楊震回頭時,正好撞見她打哈欠的樣子,嘴角彎起的弧度更深了,“剛出鍋,去洗漱。”
季潔沒動,只是看著他眼底藏不住的笑意,挑眉道:“什么事,這么高興?”
“好事。”楊震故意賣關子,往碗里舀著面,“吃了飯就知道了。

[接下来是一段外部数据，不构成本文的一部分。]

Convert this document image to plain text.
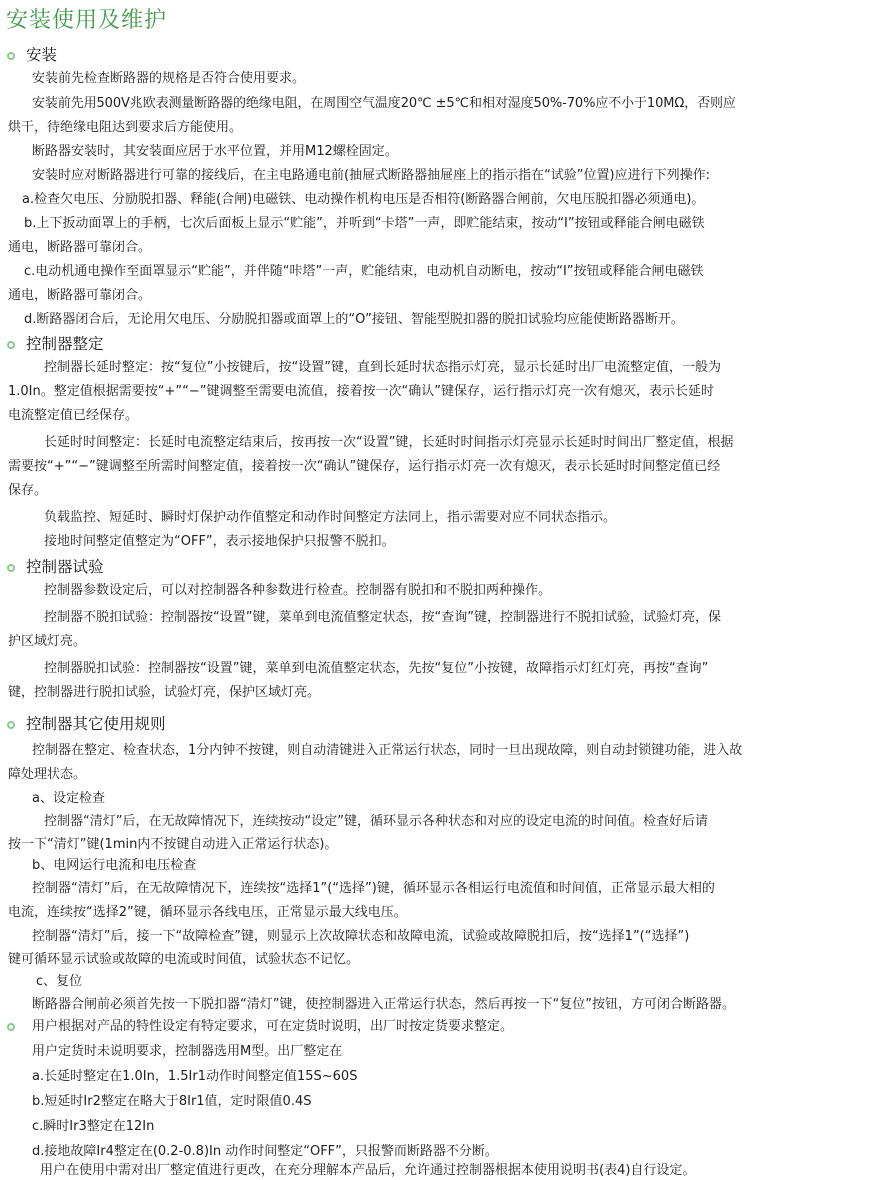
安装使用及维护
安装
安装前先检查断路器的规格是否符合使用要求。
安装前先用500V兆欧表测量断路器的绝缘电阻，在周围空气温度20℃ ±5℃和相对湿度50%-70%应不小于10MΩ，否则应
烘干，待绝缘电阻达到要求后方能使用。
断路器安装时，其安装面应居于水平位置，并用M12螺栓固定。
安装时应对断路器进行可靠的接线后，在主电路通电前(抽屉式断路器抽屉座上的指示指在“试验”位置)应进行下列操作:
a.检查欠电压、分励脱扣器、释能(合闸)电磁铁、电动操作机构电压是否相符(断路器合闸前，欠电压脱扣器必须通电)。
b.上下扳动面罩上的手柄，七次后面板上显示“贮能”，并听到“卡塔”一声，即贮能结束，按动“I”按钮或释能合闸电磁铁
通电，断路器可靠闭合。
c.电动机通电操作至面罩显示“贮能”，并伴随“咔塔”一声，贮能结束，电动机自动断电，按动“I”按钮或释能合闸电磁铁
通电，断路器可靠闭合。
d.断路器闭合后，无论用欠电压、分励脱扣器或面罩上的“O”接钮、智能型脱扣器的脱扣试验均应能使断路器断开。
控制器整定
控制器长延时整定：按“复位”小按键后，按“设置”键，直到长延时状态指示灯亮，显示长延时出厂电流整定值，一般为
1.0In。整定值根据需要按“+”“−”键调整至需要电流值，接着按一次“确认”键保存，运行指示灯亮一次有熄灭，表示长延时
电流整定值已经保存。
长延时时间整定：长延时电流整定结束后，按再按一次“设置”键，长延时时间指示灯亮显示长延时时间出厂整定值，根据
需要按“+”“−”键调整至所需时间整定值，接着按一次“确认”键保存，运行指示灯亮一次有熄灭，表示长延时时间整定值已经
保存。
负载监控、短延时、瞬时灯保护动作值整定和动作时间整定方法同上，指示需要对应不同状态指示。
接地时间整定值整定为“OFF”，表示接地保护只报警不脱扣。
控制器试验
控制器参数设定后，可以对控制器各种参数进行检查。控制器有脱扣和不脱扣两种操作。
控制器不脱扣试验：控制器按“设置”键，菜单到电流值整定状态，按“查询”键，控制器进行不脱扣试验，试验灯亮，保
护区域灯亮。
控制器脱扣试验：控制器按“设置”键，菜单到电流值整定状态，先按“复位”小按键，故障指示灯红灯亮，再按“查询”
键，控制器进行脱扣试验，试验灯亮，保护区域灯亮。
控制器其它使用规则
控制器在整定、检查状态，1分内钟不按键，则自动清键进入正常运行状态，同时一旦出现故障，则自动封锁键功能，进入故
障处理状态。
a、设定检查
控制器“清灯”后，在无故障情况下，连续按动“设定”键，循环显示各种状态和对应的设定电流的时间值。检查好后请
按一下“清灯”键(1min内不按键自动进入正常运行状态)。
b、电网运行电流和电压检查
控制器“清灯”后，在无故障情况下，连续按“选择1”(“选择”)键，循环显示各相运行电流值和时间值，正常显示最大相的
电流，连续按“选择2”键，循环显示各线电压，正常显示最大线电压。
控制器“清灯”后，接一下“故障检查”键，则显示上次故障状态和故障电流，试验或故障脱扣后，按“选择1”(“选择”)
键可循环显示试验或故障的电流或时间值，试验状态不记忆。
c、复位
断路器合闸前必须首先按一下脱扣器“清灯”键，使控制器进入正常运行状态，然后再按一下“复位”按钮，方可闭合断路器。
用户根据对产品的特性设定有特定要求，可在定货时说明，出厂时按定货要求整定。
用户定货时未说明要求，控制器选用M型。出厂整定在
a.长延时整定在1.0In，1.5Ir1动作时间整定值15S~60S
b.短延时Ir2整定在略大于8Ir1值，定时限值0.4S
c.瞬时Ir3整定在12In
d.接地故障Ir4整定在(0.2-0.8)In 动作时间整定“OFF”，只报警而断路器不分断。
用户在使用中需对出厂整定值进行更改，在充分理解本产品后，允许通过控制器根据本使用说明书(表4)自行设定。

”
季潔也不追問,轉身進了衛生間。
水聲嘩嘩響起時,楊震已經把兩碗面端上了桌,還細心地剝了個白煮蛋,放在季潔碗邊。
兩人相對而坐,晨光透過廚房的窗戶落在餐桌上,鍍上一層暖黃。
季潔咬了口雞蛋,把蛋黃挖出來,輕輕放進楊震碗里,“不愛吃這個。”
“知道。”楊震夾起蛋黃塞進嘴里,笑得像個得逞的孩子,“領導不愛吃的,我全包了,一輩子都包。”
季潔的耳尖微微發燙,低頭吃面,嘴角卻忍不住往上揚。
飯后,楊震利落地收拾碗筷,水流嘩嘩地響,和著窗外的鳥鳴,像首輕快的曲子。
季潔靠在門框上看著他,看他卷起袖子露出結實的小臂,看他洗碗時專注的側臉,心里像被溫水泡過,軟乎乎的。
換衣服時,兩人在臥室里各自忙碌。
楊震穿上筆挺的警服,扣好最上面的紐扣,對著鏡子理了理肩章——那抹藏藍在晨光下格外精神。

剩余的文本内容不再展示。